Madiun (ANTARA) - Gelaran "Madiun Carnival tahun 2025" bertema "Harmoni Budaya Nusantara" yang merupakan rangkaian dari peringatan Hari Ulang Tahun (HUT) ke-80 Kemerdekaan Republik Indonesia (RI) di Kota Madiun, Jawa Timur menjadi wadah untuk mengangkat budaya dan kegiatan ekonomi kreatif daerah.
Wali Kota Madiun Maidi, di Madiun, Senin menilai kegiatan tersebut mampu mendorong sektor ekonomi di Kota Madiun, mulai dari usaha mikro kecil menengah (UMKM) hingga pelaku ekonomi kreatif, seperti seni, fesyen, kriya, dan jasa lainnya, serta mengenalkan budaya nusantara kepada masyarakat.
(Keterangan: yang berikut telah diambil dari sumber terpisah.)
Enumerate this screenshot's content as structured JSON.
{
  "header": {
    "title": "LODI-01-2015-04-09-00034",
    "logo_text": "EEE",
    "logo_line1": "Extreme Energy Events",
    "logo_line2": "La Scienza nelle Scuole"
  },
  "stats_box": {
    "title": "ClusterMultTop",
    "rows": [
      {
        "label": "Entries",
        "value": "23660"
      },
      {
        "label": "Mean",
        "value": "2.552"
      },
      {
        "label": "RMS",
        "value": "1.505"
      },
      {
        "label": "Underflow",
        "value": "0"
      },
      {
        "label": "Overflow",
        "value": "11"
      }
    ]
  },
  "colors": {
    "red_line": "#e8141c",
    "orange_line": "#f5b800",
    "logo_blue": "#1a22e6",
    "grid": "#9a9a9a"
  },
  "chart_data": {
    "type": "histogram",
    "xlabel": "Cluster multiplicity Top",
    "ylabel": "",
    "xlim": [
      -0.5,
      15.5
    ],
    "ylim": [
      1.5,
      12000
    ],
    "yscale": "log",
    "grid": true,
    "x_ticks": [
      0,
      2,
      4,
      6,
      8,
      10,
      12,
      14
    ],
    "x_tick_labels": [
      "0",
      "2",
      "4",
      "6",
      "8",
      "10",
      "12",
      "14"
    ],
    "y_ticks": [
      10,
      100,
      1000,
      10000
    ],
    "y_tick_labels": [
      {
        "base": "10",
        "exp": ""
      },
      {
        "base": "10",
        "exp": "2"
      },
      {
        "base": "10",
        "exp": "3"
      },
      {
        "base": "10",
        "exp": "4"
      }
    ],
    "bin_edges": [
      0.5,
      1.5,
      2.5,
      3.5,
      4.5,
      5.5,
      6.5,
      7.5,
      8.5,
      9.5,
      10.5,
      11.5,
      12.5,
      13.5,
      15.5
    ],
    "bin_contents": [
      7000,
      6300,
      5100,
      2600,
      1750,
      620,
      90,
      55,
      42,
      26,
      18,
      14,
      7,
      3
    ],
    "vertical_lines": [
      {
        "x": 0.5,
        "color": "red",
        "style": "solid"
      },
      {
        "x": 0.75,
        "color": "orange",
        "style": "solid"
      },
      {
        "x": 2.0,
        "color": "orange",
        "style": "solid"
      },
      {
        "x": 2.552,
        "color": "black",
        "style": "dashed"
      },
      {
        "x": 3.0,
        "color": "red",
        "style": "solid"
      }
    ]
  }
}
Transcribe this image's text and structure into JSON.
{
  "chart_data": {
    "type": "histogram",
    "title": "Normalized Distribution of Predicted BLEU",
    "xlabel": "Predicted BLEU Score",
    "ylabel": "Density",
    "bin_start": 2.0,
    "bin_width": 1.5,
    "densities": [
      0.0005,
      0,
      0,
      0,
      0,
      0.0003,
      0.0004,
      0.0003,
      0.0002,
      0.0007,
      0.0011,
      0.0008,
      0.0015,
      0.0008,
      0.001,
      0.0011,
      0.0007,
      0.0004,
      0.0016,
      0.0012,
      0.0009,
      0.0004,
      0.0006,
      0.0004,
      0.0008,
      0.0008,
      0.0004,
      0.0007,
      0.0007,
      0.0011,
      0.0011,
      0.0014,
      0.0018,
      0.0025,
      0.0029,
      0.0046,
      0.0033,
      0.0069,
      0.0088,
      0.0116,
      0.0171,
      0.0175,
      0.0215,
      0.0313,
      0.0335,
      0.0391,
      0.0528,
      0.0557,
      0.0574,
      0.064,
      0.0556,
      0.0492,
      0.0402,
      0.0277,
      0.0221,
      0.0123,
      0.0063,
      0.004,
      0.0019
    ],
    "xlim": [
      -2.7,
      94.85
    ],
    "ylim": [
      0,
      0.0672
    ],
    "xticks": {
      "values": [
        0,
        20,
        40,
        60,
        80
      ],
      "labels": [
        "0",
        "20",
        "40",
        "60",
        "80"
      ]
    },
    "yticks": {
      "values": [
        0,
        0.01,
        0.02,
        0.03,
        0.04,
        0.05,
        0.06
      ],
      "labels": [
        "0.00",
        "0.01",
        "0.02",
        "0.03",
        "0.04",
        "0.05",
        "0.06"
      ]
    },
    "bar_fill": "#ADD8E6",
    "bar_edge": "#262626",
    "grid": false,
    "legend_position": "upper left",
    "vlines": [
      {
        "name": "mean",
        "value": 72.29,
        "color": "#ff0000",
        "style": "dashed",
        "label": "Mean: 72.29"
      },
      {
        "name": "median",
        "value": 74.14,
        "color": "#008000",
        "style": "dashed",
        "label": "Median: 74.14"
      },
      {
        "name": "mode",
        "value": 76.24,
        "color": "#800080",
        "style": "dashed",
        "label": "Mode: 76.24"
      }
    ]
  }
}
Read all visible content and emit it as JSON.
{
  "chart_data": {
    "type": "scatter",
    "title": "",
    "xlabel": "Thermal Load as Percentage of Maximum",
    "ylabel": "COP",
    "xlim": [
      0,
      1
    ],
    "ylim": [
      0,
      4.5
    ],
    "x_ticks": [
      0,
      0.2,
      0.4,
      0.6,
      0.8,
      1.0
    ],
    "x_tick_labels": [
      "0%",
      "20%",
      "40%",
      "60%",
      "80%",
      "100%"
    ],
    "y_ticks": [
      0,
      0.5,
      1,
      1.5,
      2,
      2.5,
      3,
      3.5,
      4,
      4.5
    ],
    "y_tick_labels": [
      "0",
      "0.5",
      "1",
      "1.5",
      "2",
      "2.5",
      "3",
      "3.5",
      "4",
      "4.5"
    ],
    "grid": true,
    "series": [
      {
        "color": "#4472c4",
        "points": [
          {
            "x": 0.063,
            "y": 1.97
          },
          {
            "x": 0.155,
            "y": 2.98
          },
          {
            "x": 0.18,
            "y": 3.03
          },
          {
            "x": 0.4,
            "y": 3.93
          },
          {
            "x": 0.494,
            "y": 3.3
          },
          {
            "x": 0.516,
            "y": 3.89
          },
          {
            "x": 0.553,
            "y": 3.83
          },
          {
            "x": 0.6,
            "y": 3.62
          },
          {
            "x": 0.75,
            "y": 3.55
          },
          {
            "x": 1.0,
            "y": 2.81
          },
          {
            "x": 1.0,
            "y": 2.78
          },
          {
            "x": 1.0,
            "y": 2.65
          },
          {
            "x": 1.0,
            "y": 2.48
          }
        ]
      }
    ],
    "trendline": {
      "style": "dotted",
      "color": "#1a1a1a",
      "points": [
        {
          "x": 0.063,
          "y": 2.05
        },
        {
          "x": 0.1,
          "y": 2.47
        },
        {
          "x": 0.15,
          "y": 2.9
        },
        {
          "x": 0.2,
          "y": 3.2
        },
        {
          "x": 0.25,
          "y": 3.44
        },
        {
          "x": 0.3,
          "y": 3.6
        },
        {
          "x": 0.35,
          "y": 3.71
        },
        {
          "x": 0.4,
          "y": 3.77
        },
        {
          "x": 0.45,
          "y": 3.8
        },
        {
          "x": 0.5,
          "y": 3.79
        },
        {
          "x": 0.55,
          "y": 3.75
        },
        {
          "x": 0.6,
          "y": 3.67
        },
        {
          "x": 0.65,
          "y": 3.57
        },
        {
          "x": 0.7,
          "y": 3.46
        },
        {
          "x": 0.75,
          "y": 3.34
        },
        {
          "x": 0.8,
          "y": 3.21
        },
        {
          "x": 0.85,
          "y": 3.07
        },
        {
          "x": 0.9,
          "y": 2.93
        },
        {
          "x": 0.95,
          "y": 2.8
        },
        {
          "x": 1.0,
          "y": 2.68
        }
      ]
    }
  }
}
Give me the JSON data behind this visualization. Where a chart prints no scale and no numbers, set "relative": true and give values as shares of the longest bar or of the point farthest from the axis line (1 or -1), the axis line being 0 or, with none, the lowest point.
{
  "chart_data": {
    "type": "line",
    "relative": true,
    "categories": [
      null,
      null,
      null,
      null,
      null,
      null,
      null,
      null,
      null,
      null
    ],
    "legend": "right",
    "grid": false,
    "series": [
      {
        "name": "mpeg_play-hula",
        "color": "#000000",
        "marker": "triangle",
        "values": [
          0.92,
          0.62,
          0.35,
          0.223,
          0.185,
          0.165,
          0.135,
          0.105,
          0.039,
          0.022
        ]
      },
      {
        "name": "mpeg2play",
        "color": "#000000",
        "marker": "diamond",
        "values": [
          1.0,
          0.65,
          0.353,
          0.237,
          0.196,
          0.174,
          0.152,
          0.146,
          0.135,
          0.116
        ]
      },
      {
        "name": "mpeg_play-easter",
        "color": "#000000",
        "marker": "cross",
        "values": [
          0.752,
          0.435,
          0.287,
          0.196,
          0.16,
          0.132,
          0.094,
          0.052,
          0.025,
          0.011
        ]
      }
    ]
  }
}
"Madiun Carnival 2025 ini ajang wisata budaya yang semua tampil. Banyak masyarakat luar Kota Madiun hadir termasuk turis, alhamdulillah juga datang. Ini wujud Madiun Mendunia seperti slogan kita," ujar Maidi.
Selain mengangkat ekonomi kreatif dan budaya, Madiun Carnival 2025 juga sukses memukau warga Kota Madiun dan sekitarnya, yang datang dan menonton dengan antusias di sepanjang rute karnaval.
Maidi mengaku bangga sekaligus terharu melihat antusiasme peserta maupun masyarakat. Ia berharap Madiun Carnival bisa jadi agenda wisata budaya tahunan yang digelar setiap momentum HUT Kemerdekaan RI.
"Saya ucapkan terima kasih kepada seluruh Forkopimda, OPD, dan semua pihak yang telah tampil luar biasa. Perkembangan seni dan budaya di Kota Madiun semakin pesat, semuanya greget. Kita puas sekali hari ini, karena Madiun Carnival benar-benar diikuti masyarakat dengan antusias," katanya.
Ajang yang digelar Dinas Kebudayaan Pariwisata Kepemudaan dan Olahraga (Disbudparpora) Kota Madiun tersebut diikuti oleh sebanyak 38 kelompok peserta dari jajaran OPD Pemkot Madiun, lembaga pendidikan, BUMN, instansi dan perusahaan, hingga organisasi masyarakat di Kota Madiun.

Sementara itu, puluhan kelompok peserta memberikan penampilan terbaiknya dalam kegiatan tersebut. Bertema Harmoni Budaya Nusantara, para peserta menyuguhkan konsep berbagai budaya daerah di Tanah Air, diantaranya budaya Jawa Tengah, Banyuwangi, Papua, Bali, seni pencak silat, dan banyak lainnya.
Selain sisi budaya, Madiun Carnival kali juga menjadi ajang untuk mempromosikan wisata buatan PSC Kota Madiun berupa miniatur sejumlah ikon negara, seperti Patung Merlion Singapura, Patung Lyberty, Ka'bah Makkah, Menara Eiffel Paris, Kincir Angin Belanda, dan Jam Big Ben.
Masyarakat antusias mengikuti kegiatan Madiun Carnival 2025 yang dilaksanakan di Pahlawan Street Center (PSC), Jalan Cokroaminoto, Jalan Musi, dan berakhir di Jalan H Agus Salim di kawasan Bogowonto Culinary Center (BCC).
Puluhan ribu pengunjung dari wilayah Madiun dan sekitarnya terpantau memadati jalan protokol yang menjadi rute ajang tersebut.
Madiun Carnival 2025 berlangsung lancar dan meriah yang digelar degan pengamanan petgas Polres Madiun Kota, TNI, Satpol PP, dan Dishub Kota Madiun mulai pukul 13.00 WIB hingga petang.